Ainda bem que a casa é grande, tinha um quarto para cada um dos “covidados”, os convidados a viver juntos pelas circunstâncias, enquanto durasse a nossa quarentena. É claro que nos preocupamos muito com o Vô Dário, por conta de sua idade avançada e saúde debilitada, e ele foi o foco de nossas atenções e carinhos. Mas nem só de drama e medo vive uma comunidade atacada pelo coronavírus! Foram muitos os momentos de intensa descontração e alegria, de pura amizade e prazer em estarmos juntos. Várias vezes curtimos as abundantes mangas e as uvas do nosso quintal, comemos todos juntos na cozinha, após encaminharmos o Dário para os seus aposentos. E a conversa fluía leve, longa e reveladora. Conversamos muito sobre nosso passado, nossas aventuras, nossas viagens, nossos percalços, nossos planos e nossos dilemas enquanto pessoas de idade, escolaridade, e origem socioeconômica muito diversas. Foi particularmente interessante ouvir causos sobre como era a vida de uma outra Paraguaçu que nunca vi, a Paraguaçu das festas de fim de semana nas roças, nos sítios e na periferia.

Alguns momentos foram de fato comoventes e inesquecíveis. Destaco as cenas de paciência e de jeitinho doce das cuidadoras e enfermeiros em horas difíceis, quando, por exemplo, Dário saía um pouco do seu consciente e se mostrava intransigente e indelicado na recusa aos remédios. Em outras ocasiões, era divertido e gratificante ver as cuidadoras e o infermeiro sairem de manhã das próprias camas e dos próprios quartos onde normalmente pernoitava a família do patrão. Veio também a hora de eu retirar do forno e servir pães de queijo recém-assados para eles, enquanto eles assistiam televisão. Numa das noites, Ian preparou uma massa (que aprendera a fazer quando morou na Itália) e a serviu para os nossos “covidados” com muita satisfação.

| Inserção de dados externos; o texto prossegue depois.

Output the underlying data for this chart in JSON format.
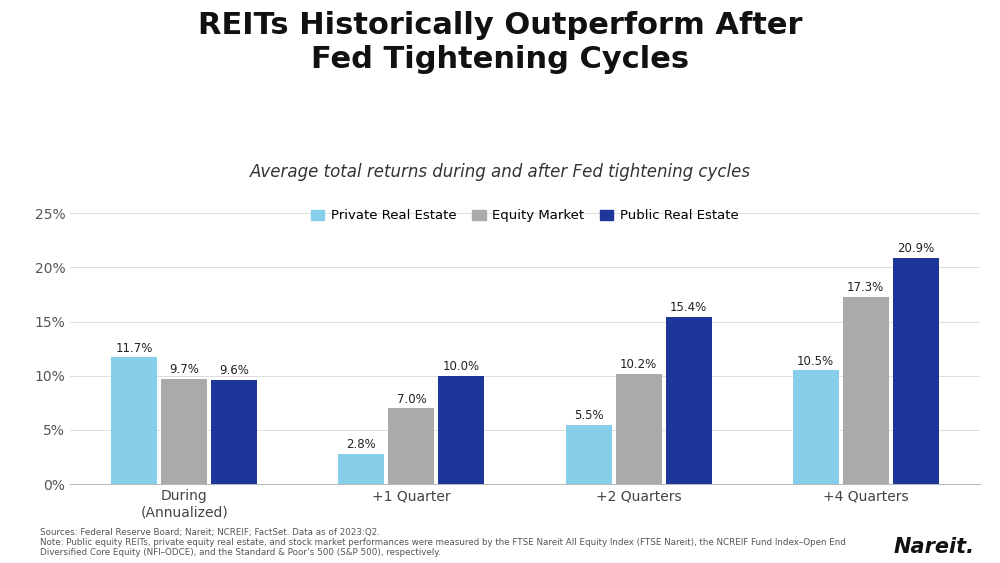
{
  "title": "REITs Historically Outperform After\nFed Tightening Cycles",
  "subtitle": "Average total returns during and after Fed tightening cycles",
  "categories": [
    "During\n(Annualized)",
    "+1 Quarter",
    "+2 Quarters",
    "+4 Quarters"
  ],
  "series": {
    "Private Real Estate": [
      11.7,
      2.8,
      5.5,
      10.5
    ],
    "Equity Market": [
      9.7,
      7.0,
      10.2,
      17.3
    ],
    "Public Real Estate": [
      9.6,
      10.0,
      15.4,
      20.9
    ]
  },
  "colors": {
    "Private Real Estate": "#87CEEB",
    "Equity Market": "#AAAAAA",
    "Public Real Estate": "#1C3799"
  },
  "ylim": [
    0,
    27
  ],
  "yticks": [
    0,
    5,
    10,
    15,
    20,
    25
  ],
  "ytick_labels": [
    "0%",
    "5%",
    "10%",
    "15%",
    "20%",
    "25%"
  ],
  "bar_width": 0.22,
  "sources_line1": "Sources: Federal Reserve Board; Nareit; NCREIF; FactSet. Data as of 2023:Q2.",
  "sources_line2": "Note: Public equity REITs, private equity real estate, and stock market performances were measured by the FTSE Nareit All Equity Index (FTSE Nareit), the NCREIF Fund Index–Open End",
  "sources_line3": "Diversified Core Equity (NFI–ODCE), and the Standard & Poor’s 500 (S&P 500), respectively.",
  "nareit_label": "Nareit.",
  "background_color": "#FFFFFF"
}
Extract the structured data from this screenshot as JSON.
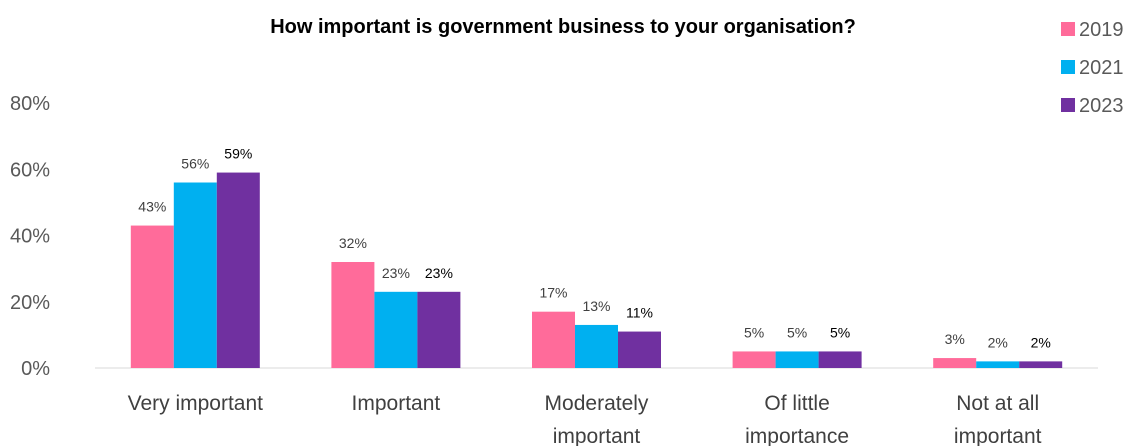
{
  "chart_data": {
    "type": "bar",
    "title": "How important is government business to your organisation?",
    "categories": [
      [
        "Very important"
      ],
      [
        "Important"
      ],
      [
        "Moderately",
        "important"
      ],
      [
        "Of little",
        "importance"
      ],
      [
        "Not at all",
        "important"
      ]
    ],
    "series": [
      {
        "name": "2019",
        "color": "#FF6B9A",
        "values": [
          43,
          32,
          17,
          5,
          3
        ],
        "labels": [
          "43%",
          "32%",
          "17%",
          "5%",
          "3%"
        ]
      },
      {
        "name": "2021",
        "color": "#00B0F0",
        "values": [
          56,
          23,
          13,
          5,
          2
        ],
        "labels": [
          "56%",
          "23%",
          "13%",
          "5%",
          "2%"
        ]
      },
      {
        "name": "2023",
        "color": "#7030A0",
        "values": [
          59,
          23,
          11,
          5,
          2
        ],
        "labels": [
          "59%",
          "23%",
          "11%",
          "5%",
          "2%"
        ]
      }
    ],
    "yticks": [
      "0%",
      "20%",
      "40%",
      "60%",
      "80%"
    ],
    "ylim": [
      0,
      80
    ],
    "grid": false,
    "legend_position": "top-right"
  }
}
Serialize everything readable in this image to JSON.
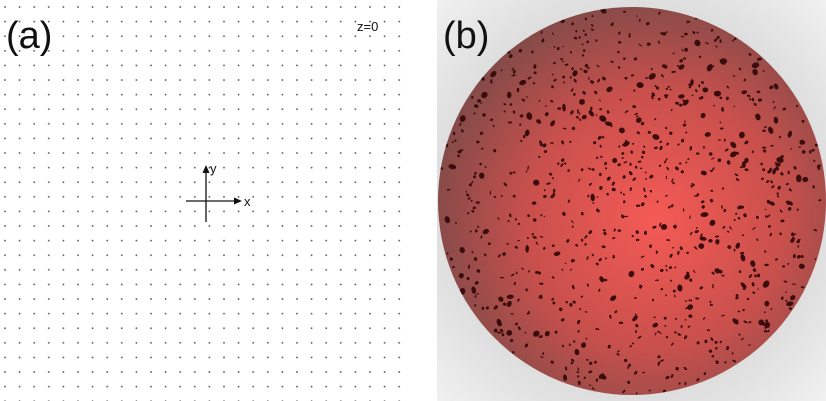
{
  "panels": [
    {
      "label": "(a)",
      "annotation": "z=0",
      "axis_x": "x",
      "axis_y": "y"
    },
    {
      "label": "(b)"
    }
  ]
}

Para ser bem sincero, Ian também foi protagonista da hora mais bela de todos aqueles rememoráveis momentos que vivi nesta viagem ao Brasil, que para mim termina daqui a poucas horas em voo sem escala para Nova York. Ele, aliás, já está a caminho da Big Apple. Saiu pelo fim dessa manhã. Portanto, nos ares há um bom tempo, Ian sobrevoou há pouco o esplendor da mata amazônica, como indicava um aplicativo informativo sobre voos em tempo real.

Para encerrar esse retrato de dificuldades mas também de superação de adversidades em tempos de doença e confinamento, volto meus olhos para quando eles se enevoaram de orgulho e gratidão ao meu filho mais velho (em seis dias completando 29 bem-vividas primaveras). Estávamos os três à mesa de jantar: avô, filho e neto, ninguém mais. Foi quando Dário começou a clamar de dores no corpo, repetindo uma ladainha curta, mas perfurante, nos nossos peitos: “Tem misericórdia de mim, meu Deus, tem misericórdia de mim”! Então logo o neto se levantou e se pôs em pé atrás do avô para iniciar uma gentil massagem pelas costas e ombros tensos do nosso querido nonagenário.

O olhar de meu pai, que estivera assentado e cabisbaixo de frente pra mim, rapidamente mudou da água pro vinho. Havia a luz de real alívio no seu semblante cansado. Foi quando ele alterou o enredo de sua cantilena. Olhando para mim, enquanto se deliciava do amor e do carinho do neto de um metro e noventa de altura (que permanecia massageando-o em pé, às suas costas, sorrindo para mim), meu pai passou a repetir outro canto: “muito obrigado, menino Jesus, muito obrigado”. Sentindo uma emoção sem par e sem explicação naquela hora, eu apenas desejei imortalizar aqueles minutos de integral contentamento e gratidão por um gesto tão singelo, mas tão transformador. É o que faço agora, e agradeço a Deus pela chance de valorizar o ato tão simples que tanto nos mostra o poder do amor, da empatia e do bem-querer.